А кто виноват, что проблематичный, недоказанный уголовник Ерутов имел внешность настоящего киношного уголовника?

Дрожала рука с сигаретой, вздрагивал огонек зажигалки. Прикурили.

– Бабу ждешь? Не буду мешать!

– Нет, я так… отдышаться, – сказал Беба, выскользнул из подъезда, вполоборота отошел–отбежал метров пятьдесят, – и о чудо – зеленый огонек, и он дико замахал руками, уселся, прильнув к заднему окошку. Погони не было. Ушел, ушел–таки от удара по темени. А может быть, выследят? А если таксист из ихних? Подставили?

Он остановил такси на Каланчевке, быстро прошел вверх. Тактика: тот, кто следит, тоже пойдет быстро, и можно угадать, что преследуют; у Красных ворот сел в троллейбус «Б», проехал три остановки, стремительно выскочил и помчался по Сретенке. Никто за ним не бежал. Но страх уже прочно поселился в нем. Не видя прохожих, не слушая шума и чертыханья вслед, он мчался по городу, выбирал освещенные людные улицы.

Куда?

На Сретенке жил тот шальной пианист с обезьяной…

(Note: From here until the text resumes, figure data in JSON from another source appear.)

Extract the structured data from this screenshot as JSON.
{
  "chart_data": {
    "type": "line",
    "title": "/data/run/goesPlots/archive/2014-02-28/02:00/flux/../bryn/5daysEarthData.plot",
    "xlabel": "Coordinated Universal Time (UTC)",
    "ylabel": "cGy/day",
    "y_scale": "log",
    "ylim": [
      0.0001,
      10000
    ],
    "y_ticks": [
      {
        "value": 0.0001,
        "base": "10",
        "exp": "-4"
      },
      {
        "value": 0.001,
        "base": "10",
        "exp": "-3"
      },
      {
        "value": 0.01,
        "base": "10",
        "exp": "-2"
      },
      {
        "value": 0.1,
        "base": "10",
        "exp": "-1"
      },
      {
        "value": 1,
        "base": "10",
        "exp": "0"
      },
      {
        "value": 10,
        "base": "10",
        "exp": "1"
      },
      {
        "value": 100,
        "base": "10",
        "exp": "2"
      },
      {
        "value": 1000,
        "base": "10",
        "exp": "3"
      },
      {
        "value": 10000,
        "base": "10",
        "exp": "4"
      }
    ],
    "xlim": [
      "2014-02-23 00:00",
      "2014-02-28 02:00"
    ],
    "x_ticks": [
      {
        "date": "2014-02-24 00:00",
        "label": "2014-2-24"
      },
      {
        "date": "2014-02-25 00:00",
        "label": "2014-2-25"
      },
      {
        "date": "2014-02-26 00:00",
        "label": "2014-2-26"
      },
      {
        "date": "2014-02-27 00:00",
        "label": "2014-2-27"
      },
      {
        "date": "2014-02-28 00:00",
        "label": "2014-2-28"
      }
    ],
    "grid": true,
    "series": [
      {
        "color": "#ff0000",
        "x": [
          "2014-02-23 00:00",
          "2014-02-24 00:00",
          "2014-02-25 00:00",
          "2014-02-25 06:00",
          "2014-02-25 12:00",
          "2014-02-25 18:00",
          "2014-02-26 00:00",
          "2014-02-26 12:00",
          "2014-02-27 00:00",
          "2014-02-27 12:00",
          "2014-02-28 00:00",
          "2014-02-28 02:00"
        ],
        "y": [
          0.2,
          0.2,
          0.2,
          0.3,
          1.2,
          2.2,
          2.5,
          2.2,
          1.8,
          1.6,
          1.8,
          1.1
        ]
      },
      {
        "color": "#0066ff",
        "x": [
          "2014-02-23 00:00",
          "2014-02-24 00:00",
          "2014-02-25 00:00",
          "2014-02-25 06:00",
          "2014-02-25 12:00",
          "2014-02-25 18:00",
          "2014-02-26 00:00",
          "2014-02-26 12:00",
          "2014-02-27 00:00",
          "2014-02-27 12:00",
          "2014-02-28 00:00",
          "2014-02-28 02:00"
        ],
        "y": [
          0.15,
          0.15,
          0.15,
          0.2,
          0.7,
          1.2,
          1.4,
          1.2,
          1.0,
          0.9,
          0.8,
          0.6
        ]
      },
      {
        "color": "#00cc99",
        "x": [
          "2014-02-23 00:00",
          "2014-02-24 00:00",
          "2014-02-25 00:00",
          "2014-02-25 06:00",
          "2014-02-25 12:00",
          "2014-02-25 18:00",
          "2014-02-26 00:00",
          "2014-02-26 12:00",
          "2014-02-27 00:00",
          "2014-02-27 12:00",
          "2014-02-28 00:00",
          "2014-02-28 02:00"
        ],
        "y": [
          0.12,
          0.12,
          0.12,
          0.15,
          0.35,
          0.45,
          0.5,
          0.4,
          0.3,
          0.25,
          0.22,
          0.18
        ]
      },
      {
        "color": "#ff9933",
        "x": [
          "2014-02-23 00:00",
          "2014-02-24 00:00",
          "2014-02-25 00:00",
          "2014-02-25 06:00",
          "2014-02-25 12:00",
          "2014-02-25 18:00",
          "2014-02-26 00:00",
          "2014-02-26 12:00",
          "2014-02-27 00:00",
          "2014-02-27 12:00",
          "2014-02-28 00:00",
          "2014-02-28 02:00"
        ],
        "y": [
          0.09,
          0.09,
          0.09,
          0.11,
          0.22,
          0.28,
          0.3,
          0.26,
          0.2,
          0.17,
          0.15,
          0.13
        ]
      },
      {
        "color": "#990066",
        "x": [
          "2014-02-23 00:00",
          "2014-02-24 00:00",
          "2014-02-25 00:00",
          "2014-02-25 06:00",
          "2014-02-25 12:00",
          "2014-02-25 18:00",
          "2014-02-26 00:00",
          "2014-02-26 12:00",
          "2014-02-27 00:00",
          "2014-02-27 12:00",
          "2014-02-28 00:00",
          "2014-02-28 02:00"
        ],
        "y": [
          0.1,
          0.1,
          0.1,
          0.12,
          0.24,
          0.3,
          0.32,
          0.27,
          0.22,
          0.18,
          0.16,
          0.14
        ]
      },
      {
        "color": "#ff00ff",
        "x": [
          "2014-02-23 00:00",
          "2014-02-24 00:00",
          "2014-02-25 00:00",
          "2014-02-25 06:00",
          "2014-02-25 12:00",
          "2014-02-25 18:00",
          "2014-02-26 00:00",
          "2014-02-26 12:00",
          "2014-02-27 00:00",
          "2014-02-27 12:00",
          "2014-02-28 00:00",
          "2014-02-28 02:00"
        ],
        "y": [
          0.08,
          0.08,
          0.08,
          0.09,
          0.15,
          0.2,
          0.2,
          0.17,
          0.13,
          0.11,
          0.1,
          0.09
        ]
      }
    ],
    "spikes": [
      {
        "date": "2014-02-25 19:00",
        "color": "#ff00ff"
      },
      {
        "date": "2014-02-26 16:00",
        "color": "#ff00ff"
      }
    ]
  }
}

…В заросшем сиренью дворе старого московского дома бездельные пенсионные бабки с цепкими глазами объяснили, что пианист два месяца тому назад вдруг собрался и уехал. Уехал в теплые места, в Среднюю Азию, потому что обезьяна стала тосковать по теплу.

12

Путая след, Беба очутился на Белорусском вокзале. Он хотел взять такси, но на стоянке толпилась длинная очередь людей с чемоданами.

Он прошел в зал ожидания для пассажиров дальнего следования. Сел у дальней стенки, и ему было видно всех, кто входил в зал, и тех, кто толпился в арочном проеме, у входа.

Твердо решил, что не пойдет сегодня домой. Пустая квартира, которая недавно была благом, теперь пугала его. Он жил на верхнем этаже, и прямо от двери квартиры на чердак вела темная лестница. Его могли ждать там. Могли дома. Откроют дверь бандитской отмычкой и будут ждать. Он представил себе темноту прихожей, загроможденной двумя шкафами, темноту кухни, ванной и двух комнат. На двери стандартный замок, который можно открыть гвоздем. Ни крючка, ни засова. Беба передернулся. Ужасный, покойницкий взгляд незнакомца в подъезде стоял перед глазами. Лапа эта с наколкой, голос. От такого пощады не жди.

Вот оно как бывает… В зал ожидания зашел милиционер. Кусок золота в кармане давил на бедро. Беба поддернул штаны и закрыл глаза. В крайнем случае скажет, что ждет можайскую электричку.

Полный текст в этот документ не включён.